Kapsner met with resistance from nearly all of Europe’s Benedictines — until he arrived in Austria. “Austria was one of the few countries in Europe where monastic libraries had not been seized during the Reformation or the French Revolution and its aftermath,” Stewart said.

The work was modelled after a Vatican effort in the 1950s in which many of its prized manuscripts were microfilmed and stored in the United States at St. Louis University.

“The scope of the work soon widened to libraries of other religious orders, then to universities and national libraries.
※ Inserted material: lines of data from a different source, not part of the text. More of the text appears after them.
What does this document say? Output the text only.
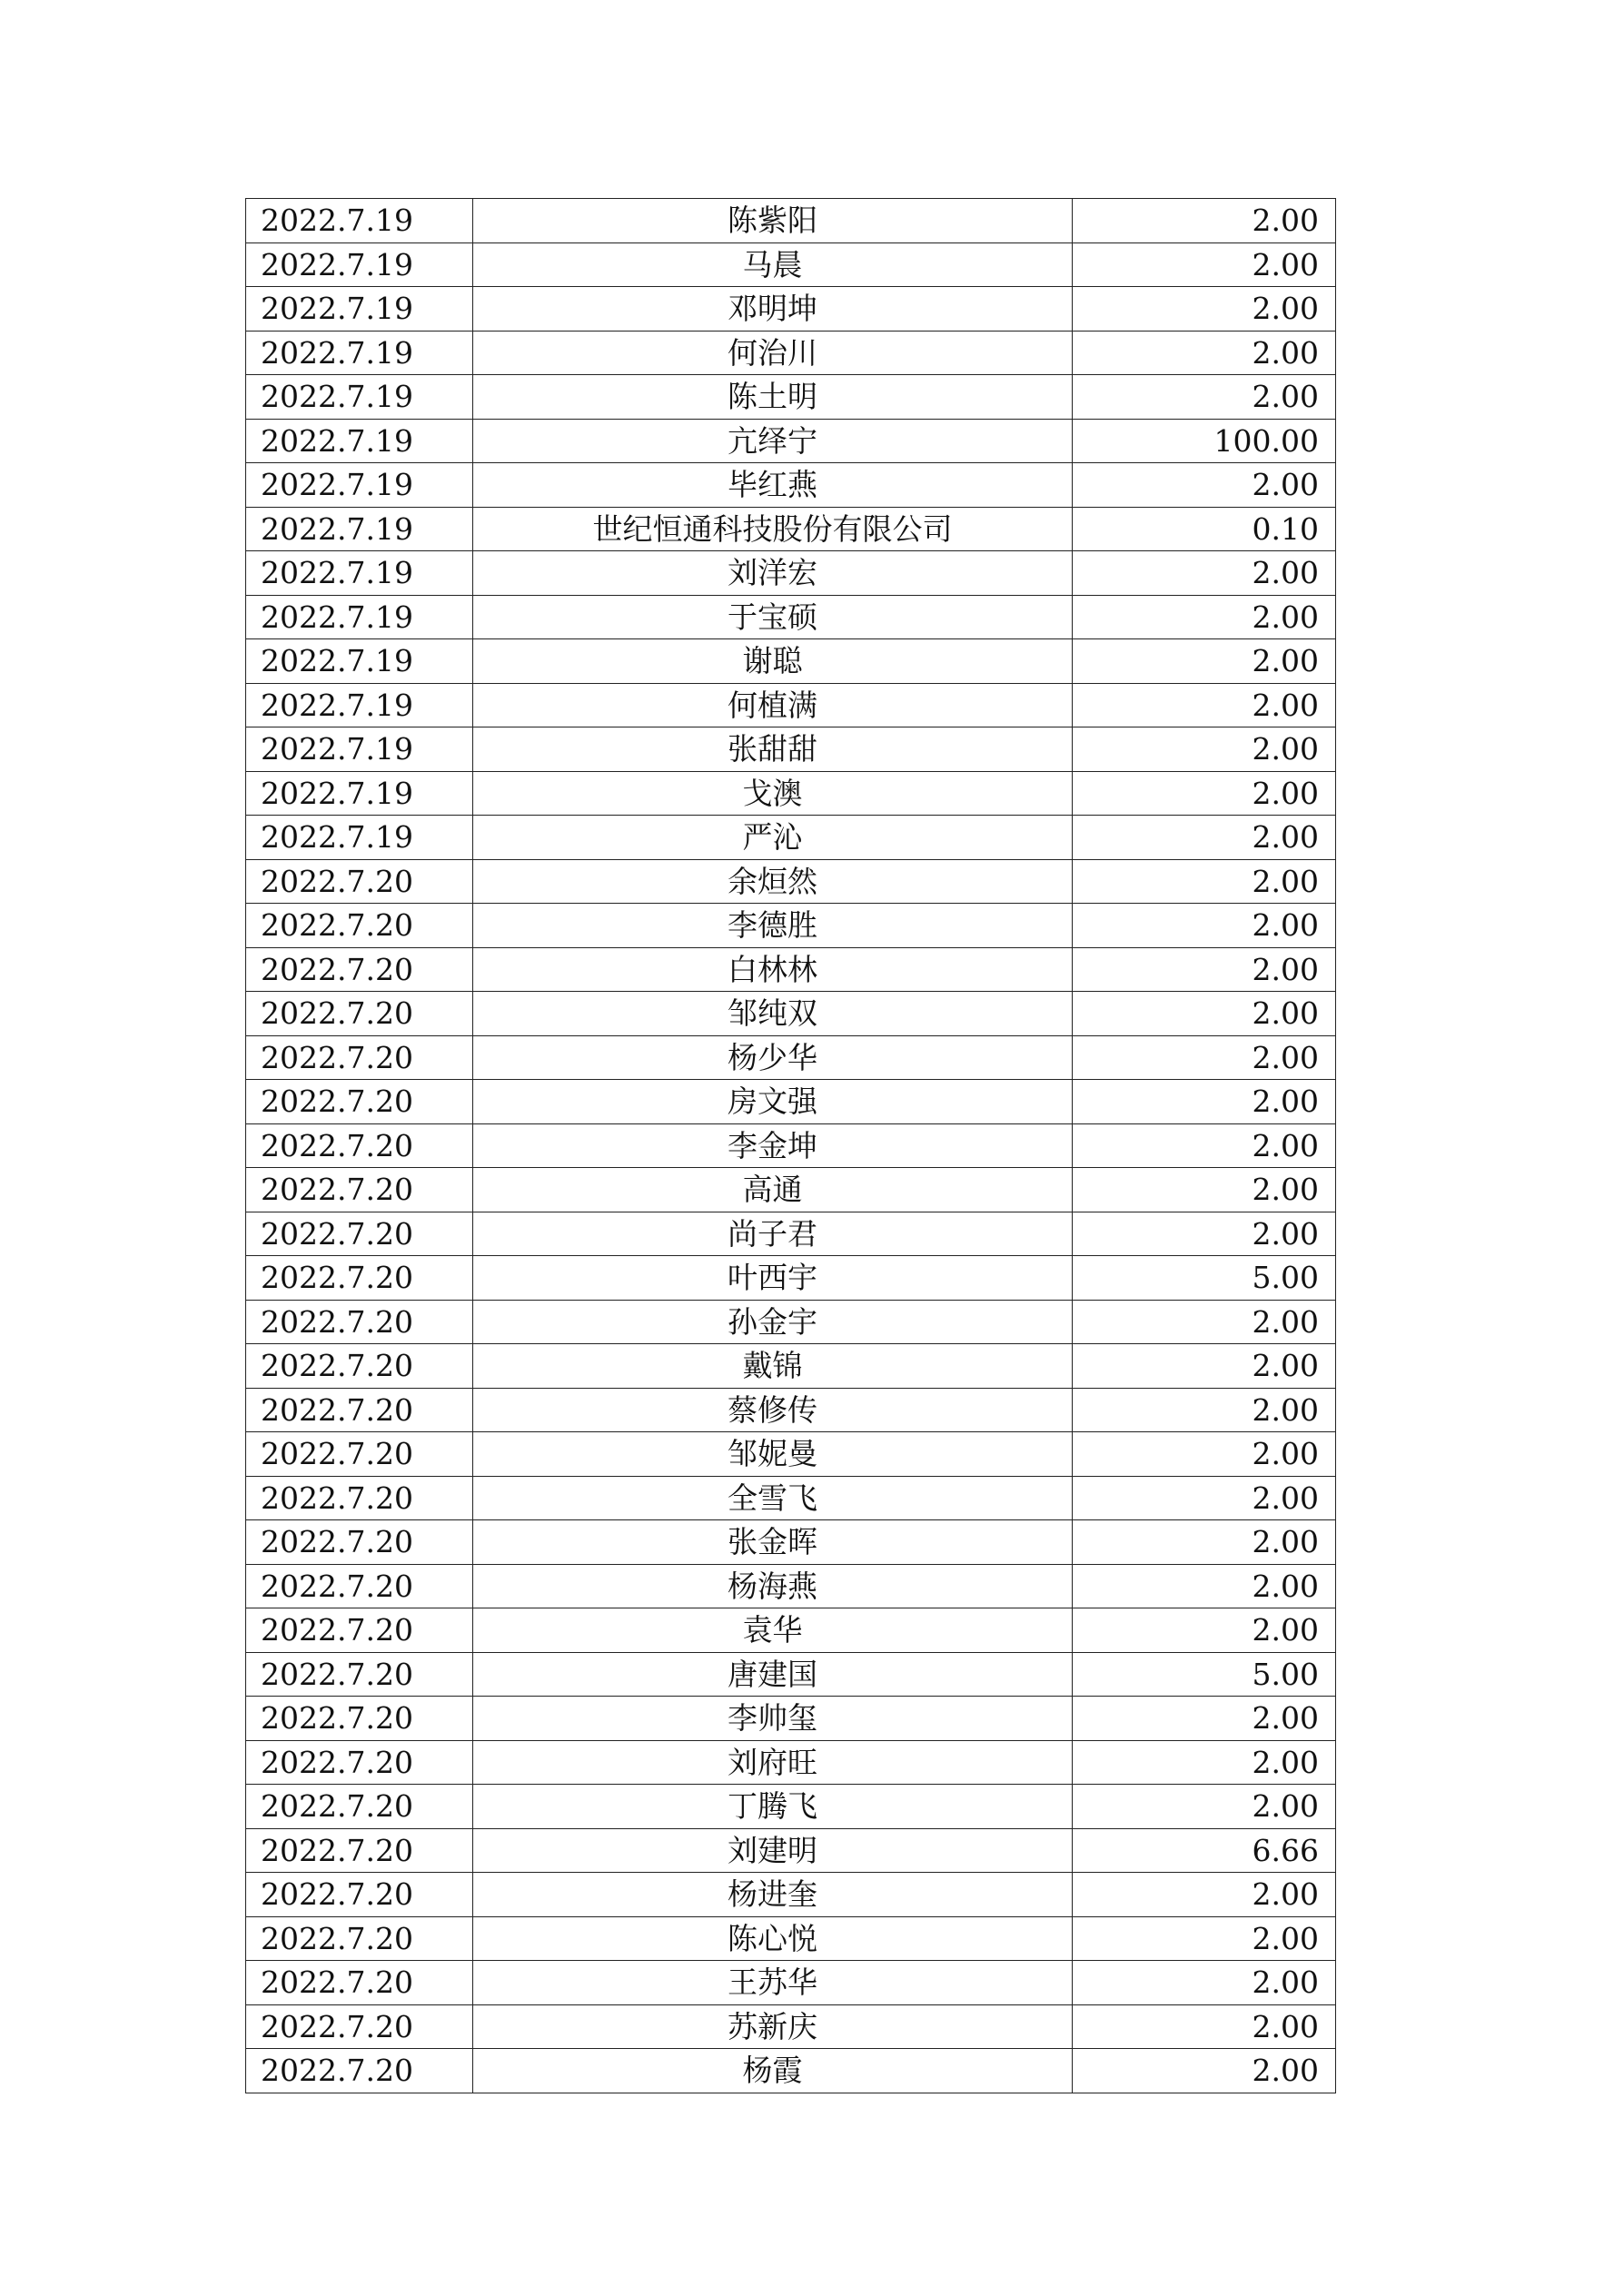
2022.7.19	陈紫阳	2.00
2022.7.19	马晨	2.00
2022.7.19	邓明坤	2.00
2022.7.19	何治川	2.00
2022.7.19	陈土明	2.00
2022.7.19	亢绎宁	100.00
2022.7.19	毕红燕	2.00
2022.7.19	世纪恒通科技股份有限公司	0.10
2022.7.19	刘洋宏	2.00
2022.7.19	于宝硕	2.00
2022.7.19	谢聪	2.00
2022.7.19	何植满	2.00
2022.7.19	张甜甜	2.00
2022.7.19	戈澳	2.00
2022.7.19	严沁	2.00
2022.7.20	余烜然	2.00
2022.7.20	李德胜	2.00
2022.7.20	白林林	2.00
2022.7.20	邹纯双	2.00
2022.7.20	杨少华	2.00
2022.7.20	房文强	2.00
2022.7.20	李金坤	2.00
2022.7.20	高通	2.00
2022.7.20	尚子君	2.00
2022.7.20	叶西宇	5.00
2022.7.20	孙金宇	2.00
2022.7.20	戴锦	2.00
2022.7.20	蔡修传	2.00
2022.7.20	邹妮曼	2.00
2022.7.20	全雪飞	2.00
2022.7.20	张金晖	2.00
2022.7.20	杨海燕	2.00
2022.7.20	袁华	2.00
2022.7.20	唐建国	5.00
2022.7.20	李帅玺	2.00
2022.7.20	刘府旺	2.00
2022.7.20	丁腾飞	2.00
2022.7.20	刘建明	6.66
2022.7.20	杨进奎	2.00
2022.7.20	陈心悦	2.00
2022.7.20	王苏华	2.00
2022.7.20	苏新庆	2.00
2022.7.20	杨霞	2.00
The pace was swift, and the result by the end of the 20th century was a film archive of almost 85,000 Western manuscripts,” Stewart said.
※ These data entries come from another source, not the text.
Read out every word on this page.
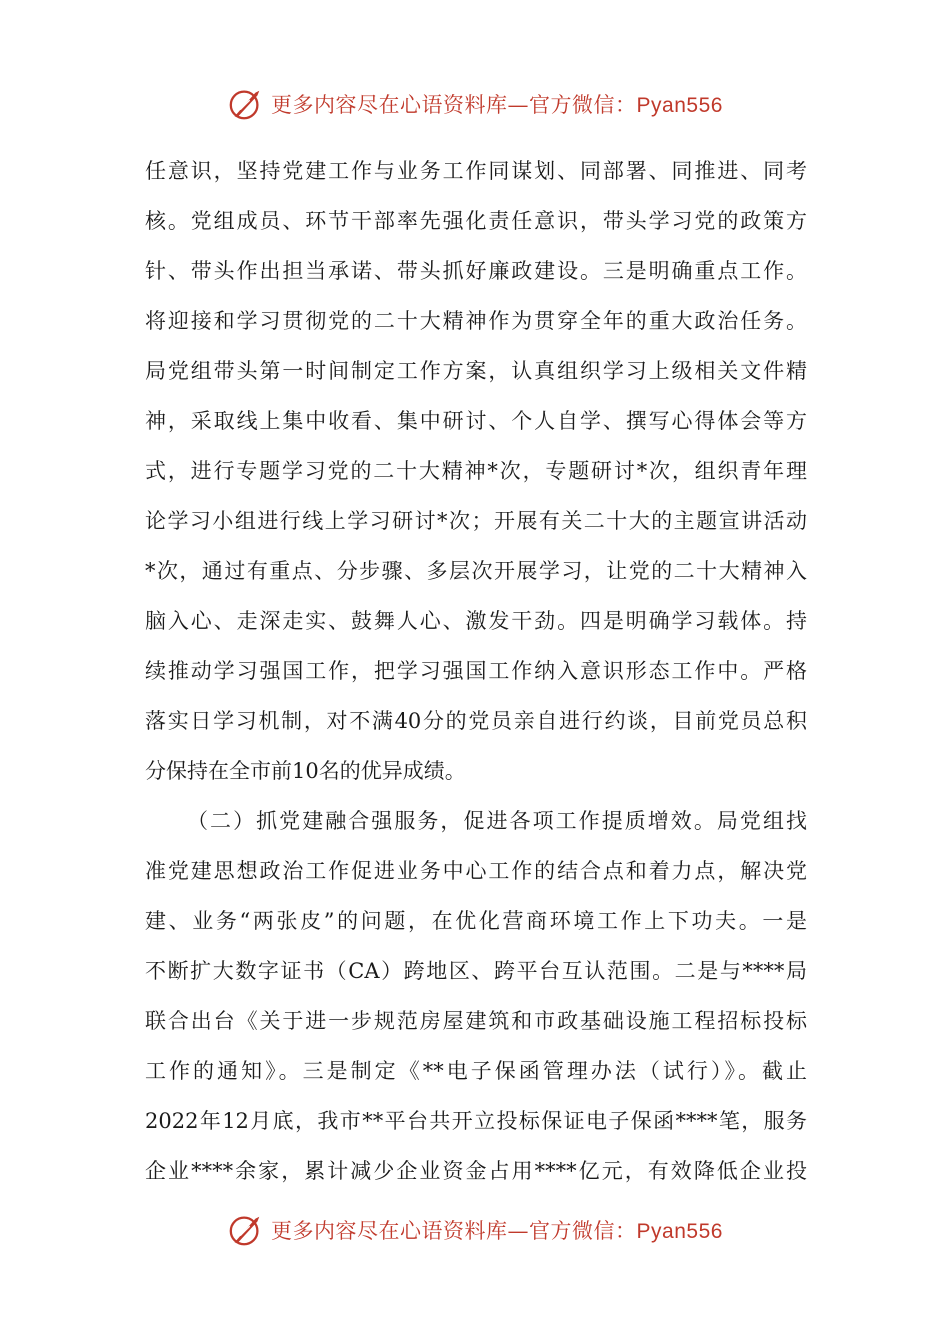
更多内容尽在心语资料库—官方微信：Pyan556
任意识，坚持党建工作与业务工作同谋划、同部署、同推进、同考
核。党组成员、环节干部率先强化责任意识，带头学习党的政策方
针、带头作出担当承诺、带头抓好廉政建设。三是明确重点工作。
将迎接和学习贯彻党的二十大精神作为贯穿全年的重大政治任务。
局党组带头第一时间制定工作方案，认真组织学习上级相关文件精
神，采取线上集中收看、集中研讨、个人自学、撰写心得体会等方
式，进行专题学习党的二十大精神*次，专题研讨*次，组织青年理
论学习小组进行线上学习研讨*次；开展有关二十大的主题宣讲活动
*次，通过有重点、分步骤、多层次开展学习，让党的二十大精神入
脑入心、走深走实、鼓舞人心、激发干劲。四是明确学习载体。持
续推动学习强国工作，把学习强国工作纳入意识形态工作中。严格
落实日学习机制，对不满40分的党员亲自进行约谈，目前党员总积
分保持在全市前10名的优异成绩。
（二）抓党建融合强服务，促进各项工作提质增效。局党组找
准党建思想政治工作促进业务中心工作的结合点和着力点，解决党
建、业务“两张皮”的问题，在优化营商环境工作上下功夫。一是
不断扩大数字证书（CA）跨地区、跨平台互认范围。二是与****局
联合出台《关于进一步规范房屋建筑和市政基础设施工程招标投标
工作的通知》。三是制定《**电子保函管理办法（试行）》。截止
2022年12月底，我市**平台共开立投标保证电子保函****笔，服务
企业****余家，累计减少企业资金占用****亿元，有效降低企业投
更多内容尽在心语资料库—官方微信：Pyan556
However, as the Cold War fizzled out, hot wars sprang up — often in countries where the Benedictines’ efforts had spread. One country, Ethiopia, didn’t bother to wait for an end to the Cold War in 1991. Communist-affiliated rebels deposed Emperor Haile Selassie in 1974, plunging the nation into a decade and a half of fighting and a nationwide famine.

“What had begun as a kind of archaeological expedition to discover ancient texts became a rescue project to preserve manuscripts in a nation convulsed by political upheaval and then a civil war,” Stewart said. “The cameras kept going, working throughout the 1970s, 1980s and into the early 1990s. In the end, 9,000 manuscripts were microfilmed,” funded in part by the National Endowment for the Humanities.

At the request of Orthodox Christians in Lebanon, who were trying to find anew their manuscripts — which had been scattered after decades of civil war — “we launched a project in northern Lebanon in April 2003, at the very same moment that American ground forces were approaching Baghdad” in nearby Iraq, Stewart said. 

As the work of the Benedictines’ Hill Museum and Manuscript Library expanded in Lebanon, “we extended the project to Syria, forming partnerships with several church leaders in Aleppo, as well as in Homs and Damascus,” Stewart noted.

“But then in 2011, Syria began to unravel as the spirit of the Arab Spring spread across the region. Three years later came the conquest by ISIS of much of Northern Iraq, driving tens of thousands of Christians and Yazidis from Mosul and the villages of the Ninevah plain.”

He added, “Through it all, our local partners kept photographing manuscripts as best they could, while collections were moved, hidden and in some cases destroyed. For too many of those manuscripts, all that remains are the digital images and perhaps a few charred pages.